In July 2007, IKB announced that it had been affected by the subprime mortgage financial crisis in the United States. Only a week earlier the bank had released a statement saying it expected to meet its earnings goals for the year. "Rhinebridge", a structured vehicle operated by IKB, had invested heavily in the U.S. subprime market.

To control the effects of the crisis in Germany, KfW, along with numerous commercial and coop banks (including Deutsche Bank and Commerzbank), formed a rescue fund to bail out the group. The funds used to bail out the bank amounted to €3.5 billion. Although IKB's stocks fell drastically, the bank avoided default, and the rescue is credited with having spared the German economy drastic fallout from the subprime crisis.

In February 2008, the German government announced that IKB would require another rescue package to remain liquid, largely because peer banks were reluctant to invest further in the bank. The rescue package was announced in mid February at an amount of €1.5 billion. As a result of the losses suffered by IKB, the company was demoted from Deutsche Börse's mid-cap MDAX stock market index to the small-cap SDAX in March 2008.

===Investigations and controversy===

====Misconduct investigation by the Federal Republic of Germany====
After the crash of its shares, the German financial watchdog BaFin and the Ministry of Finance opened an investigation into allegations of reporting and accounting misconduct. Although no charges were brought against the bank, four of the five executives of IKB stepped down between 1 August and 1 November 2007.

====State aid investigation by the European Union====
Shortly after the IKB crash, the European Union opened an investigation into the rescue package to determine if the package contravened its state aid regulations. After protracted talks with the EU, the German government submitted an official notification of the rescue measures and possible future restructuring measures in January 2008. As of February 2008, no ruling has been made by the European Court on the IKB case.
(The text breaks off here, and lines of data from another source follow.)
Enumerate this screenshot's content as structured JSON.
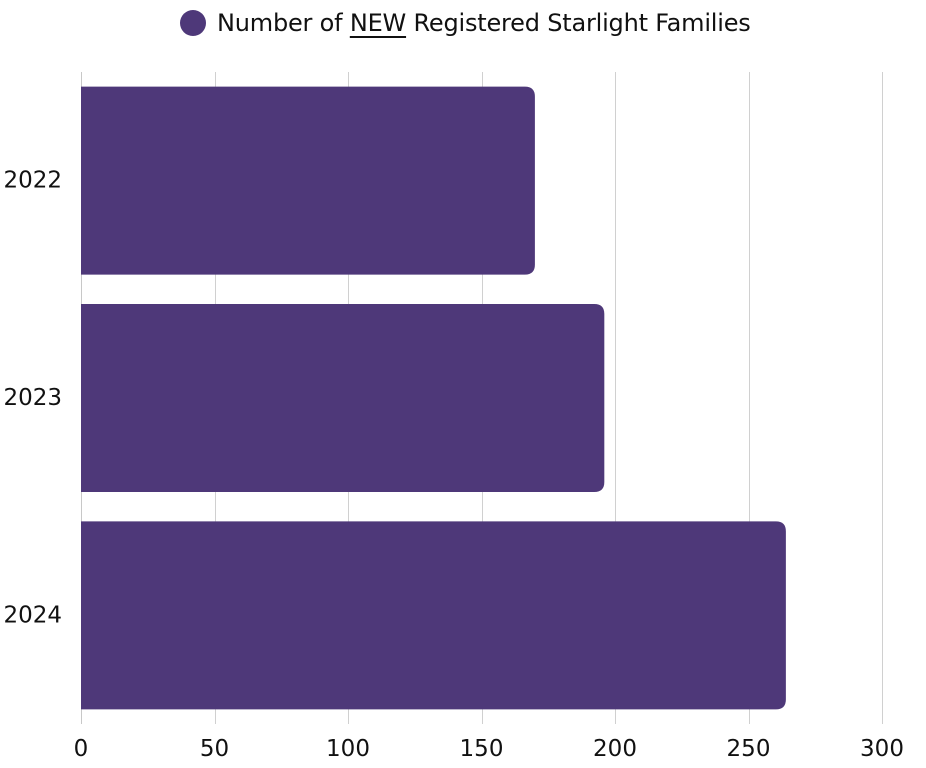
{
  "legend": {
    "before": "Number of ",
    "emph": "NEW",
    "after": " Registered Starlight Families"
  },
  "colors": {
    "bar": "#4e3879",
    "grid": "#d0d0d0",
    "axis": "#c8c8c8",
    "text": "#111111"
  },
  "chart_data": {
    "type": "bar",
    "orientation": "horizontal",
    "categories": [
      "2022",
      "2023",
      "2024"
    ],
    "series": [
      {
        "name": "Number of NEW Registered Starlight Families",
        "values": [
          170,
          196,
          264
        ]
      }
    ],
    "xlim": [
      0,
      300
    ],
    "xticks": [
      "0",
      "50",
      "100",
      "150",
      "200",
      "250",
      "300"
    ],
    "xlabel": "",
    "ylabel": "",
    "grid": true,
    "legend_position": "top-center"
  }
}
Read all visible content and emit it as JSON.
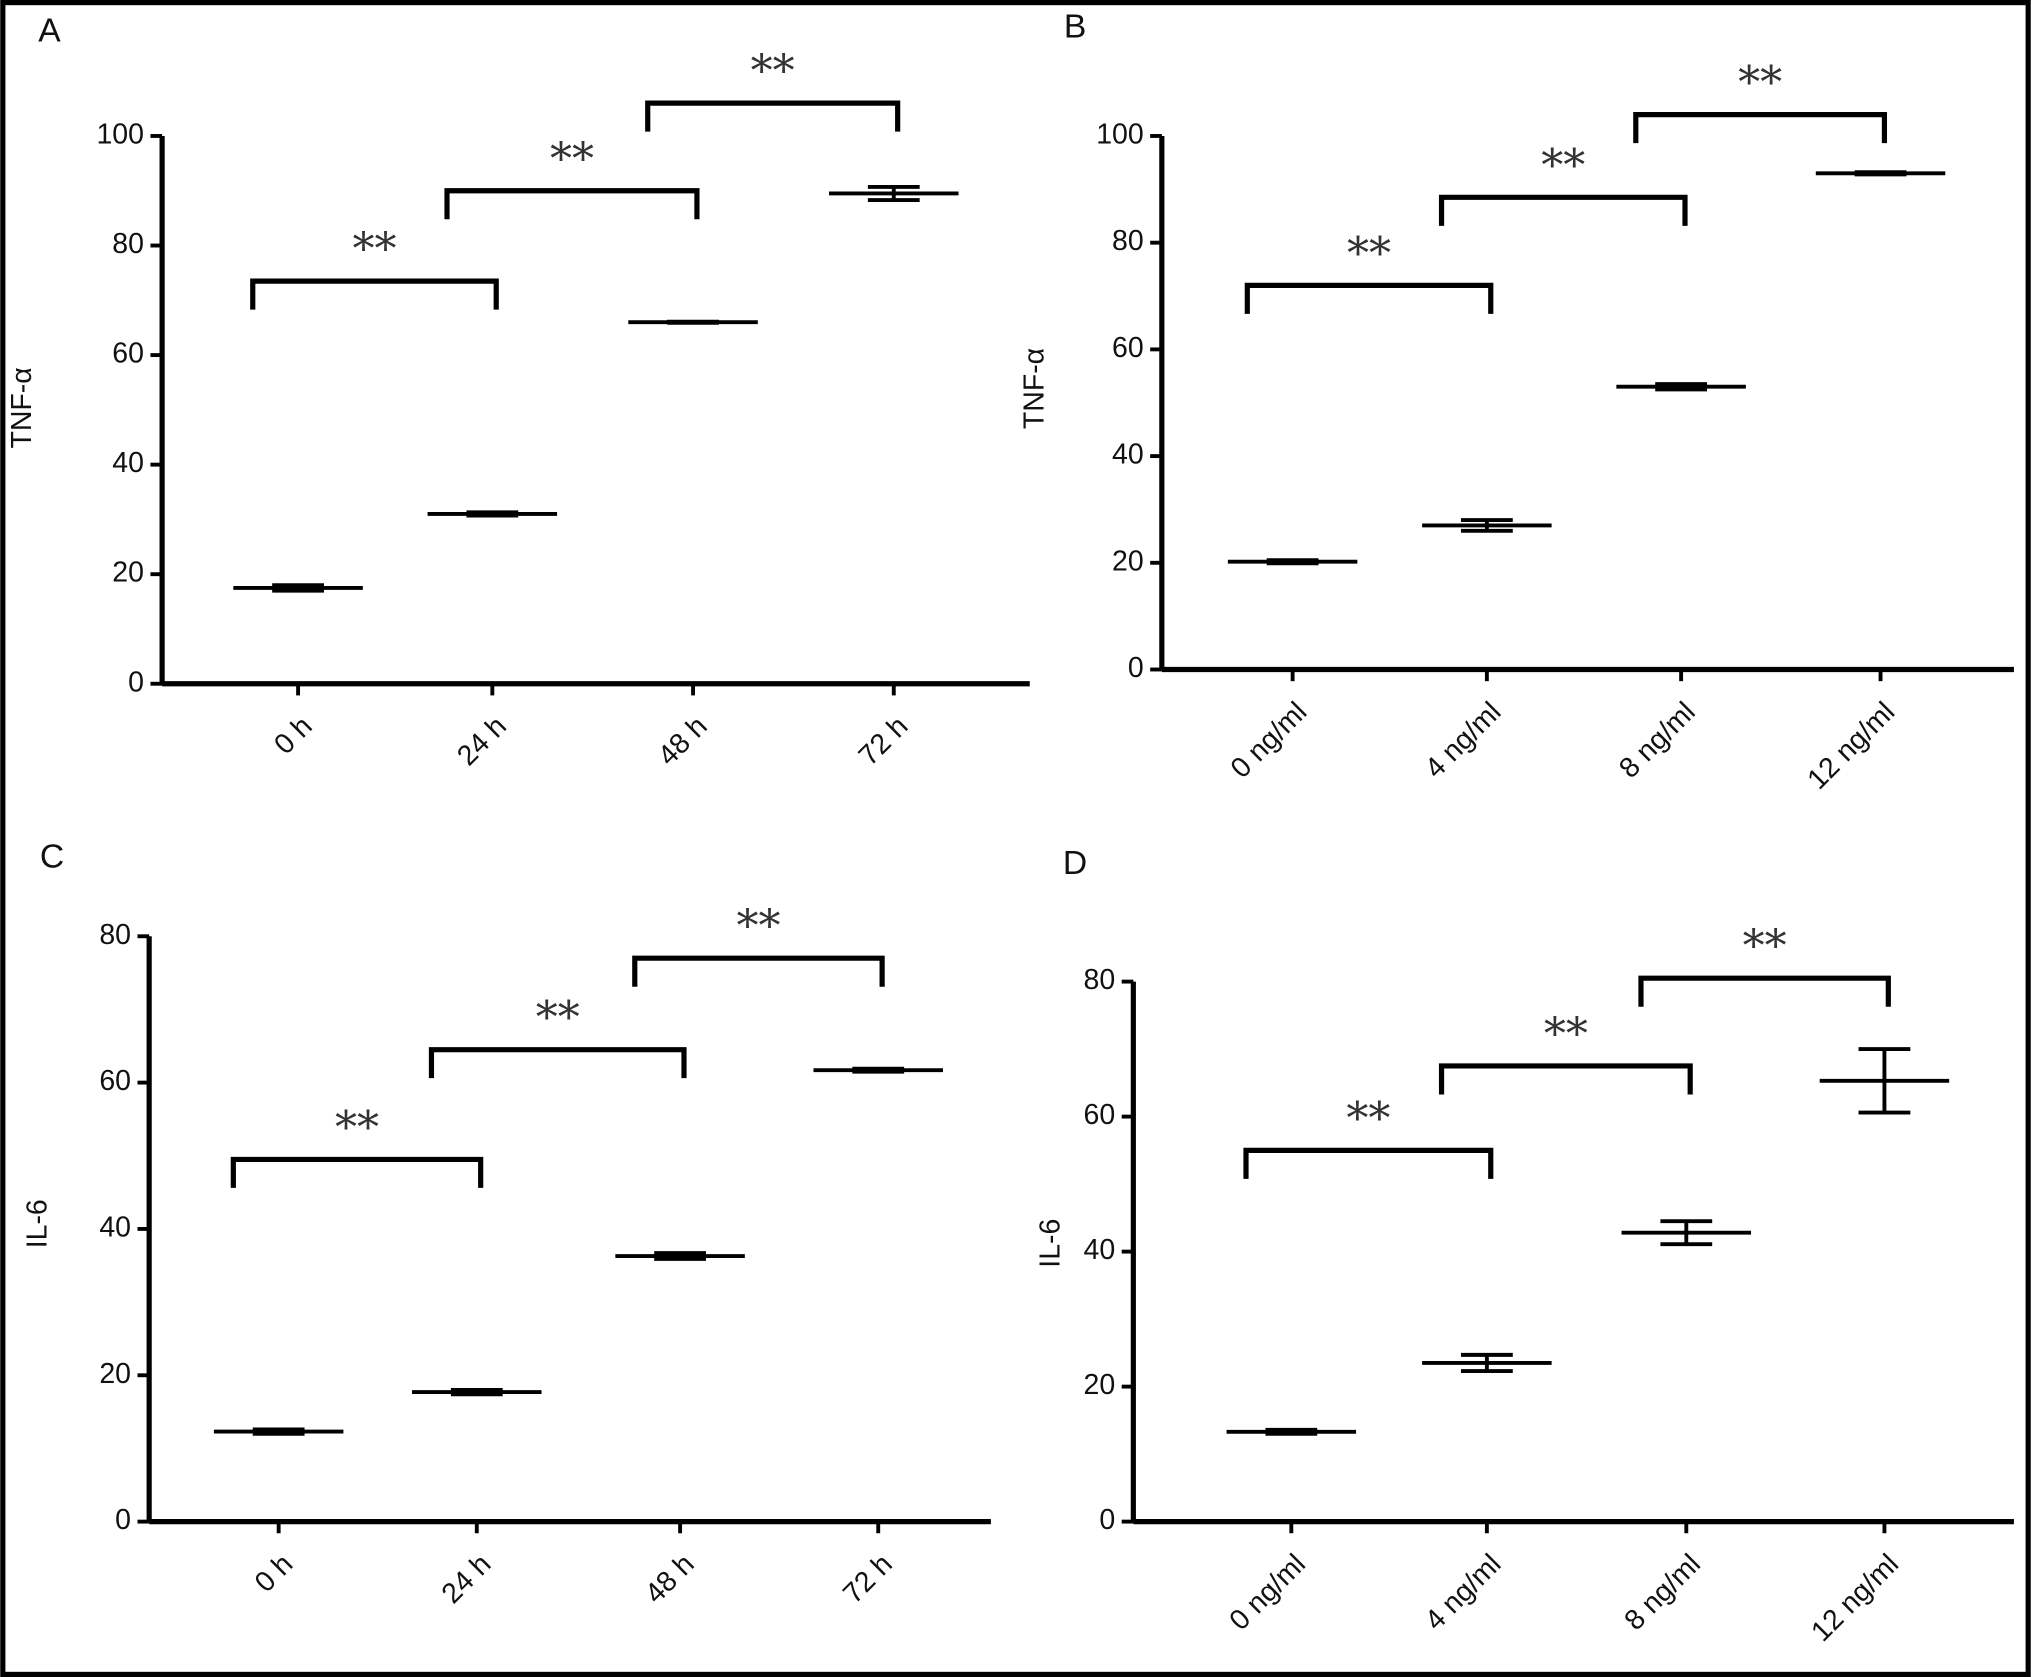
{
  "chart_data": [
    {
      "type": "errorbar",
      "label": "A",
      "ylabel": "TNF-α",
      "categories": [
        "0 h",
        "24 h",
        "48 h",
        "72 h"
      ],
      "series": [
        {
          "color": "#000000",
          "values": [
            17.5,
            31,
            66,
            89.5
          ],
          "errors": [
            0.5,
            0.3,
            0.1,
            1.2
          ]
        }
      ],
      "ylim": [
        0,
        100
      ],
      "yticks": [
        0,
        20,
        40,
        60,
        80,
        100
      ],
      "annotations": [
        {
          "text": "**",
          "between": [
            "0 h",
            "24 h"
          ],
          "y": 73.5
        },
        {
          "text": "**",
          "between": [
            "24 h",
            "48 h"
          ],
          "y": 90
        },
        {
          "text": "**",
          "between": [
            "48 h",
            "72 h"
          ],
          "y": 106
        }
      ]
    },
    {
      "type": "errorbar",
      "label": "B",
      "ylabel": "TNF-α",
      "categories": [
        "0 ng/ml",
        "4 ng/ml",
        "8 ng/ml",
        "12 ng/ml"
      ],
      "series": [
        {
          "color": "#000000",
          "values": [
            20.2,
            27,
            53,
            93
          ],
          "errors": [
            0.3,
            1,
            0.5,
            0.2
          ]
        }
      ],
      "ylim": [
        0,
        100
      ],
      "yticks": [
        0,
        20,
        40,
        60,
        80,
        100
      ],
      "annotations": [
        {
          "text": "**",
          "between": [
            "0 ng/ml",
            "4 ng/ml"
          ],
          "y": 72
        },
        {
          "text": "**",
          "between": [
            "4 ng/ml",
            "8 ng/ml"
          ],
          "y": 88.5
        },
        {
          "text": "**",
          "between": [
            "8 ng/ml",
            "12 ng/ml"
          ],
          "y": 104
        }
      ]
    },
    {
      "type": "errorbar",
      "label": "C",
      "ylabel": "IL-6",
      "categories": [
        "0 h",
        "24 h",
        "48 h",
        "72 h"
      ],
      "series": [
        {
          "color": "#000000",
          "values": [
            12.3,
            17.7,
            36.3,
            61.7
          ],
          "errors": [
            0.3,
            0.3,
            0.4,
            0.2
          ]
        }
      ],
      "ylim": [
        0,
        80
      ],
      "yticks": [
        0,
        20,
        40,
        60,
        80
      ],
      "annotations": [
        {
          "text": "**",
          "between": [
            "0 h",
            "24 h"
          ],
          "y": 49.5
        },
        {
          "text": "**",
          "between": [
            "24 h",
            "48 h"
          ],
          "y": 64.5
        },
        {
          "text": "**",
          "between": [
            "48 h",
            "72 h"
          ],
          "y": 77
        }
      ]
    },
    {
      "type": "errorbar",
      "label": "D",
      "ylabel": "IL-6",
      "categories": [
        "0 ng/ml",
        "4 ng/ml",
        "8 ng/ml",
        "12 ng/ml"
      ],
      "series": [
        {
          "color": "#000000",
          "values": [
            13.3,
            23.5,
            42.8,
            65.3
          ],
          "errors": [
            0.3,
            1.2,
            1.7,
            4.7
          ]
        }
      ],
      "ylim": [
        0,
        80
      ],
      "yticks": [
        0,
        20,
        40,
        60,
        80
      ],
      "annotations": [
        {
          "text": "**",
          "between": [
            "0 ng/ml",
            "4 ng/ml"
          ],
          "y": 55
        },
        {
          "text": "**",
          "between": [
            "4 ng/ml",
            "8 ng/ml"
          ],
          "y": 67.5
        },
        {
          "text": "**",
          "between": [
            "8 ng/ml",
            "12 ng/ml"
          ],
          "y": 80.5
        }
      ]
    }
  ]
}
===Goldman Sachs SEC lawsuit===
IKB was mentioned by the U.S. Securities and Exchange Commission (SEC) in court fillings when it sued Goldman Sachs and one of Goldman's Collateralized debt obligation (CDO) traders on 16 April 2010. The SEC alleged that IKB was on the wrong side of the CDO instruments Goldman was creating and that Goldman defrauded both IKB and ABN AMRO in failing to disclose that the CDOs that IKB was purchasing were not assembled by a third party, but instead through the guidance of a hedge fund that was counterparty in the CDS transaction. This hedge fund, Paulson & Co., stood to earn great benefit in the event of default The suit by the SEC alleges that IKB lost $150 million which Paulson gained.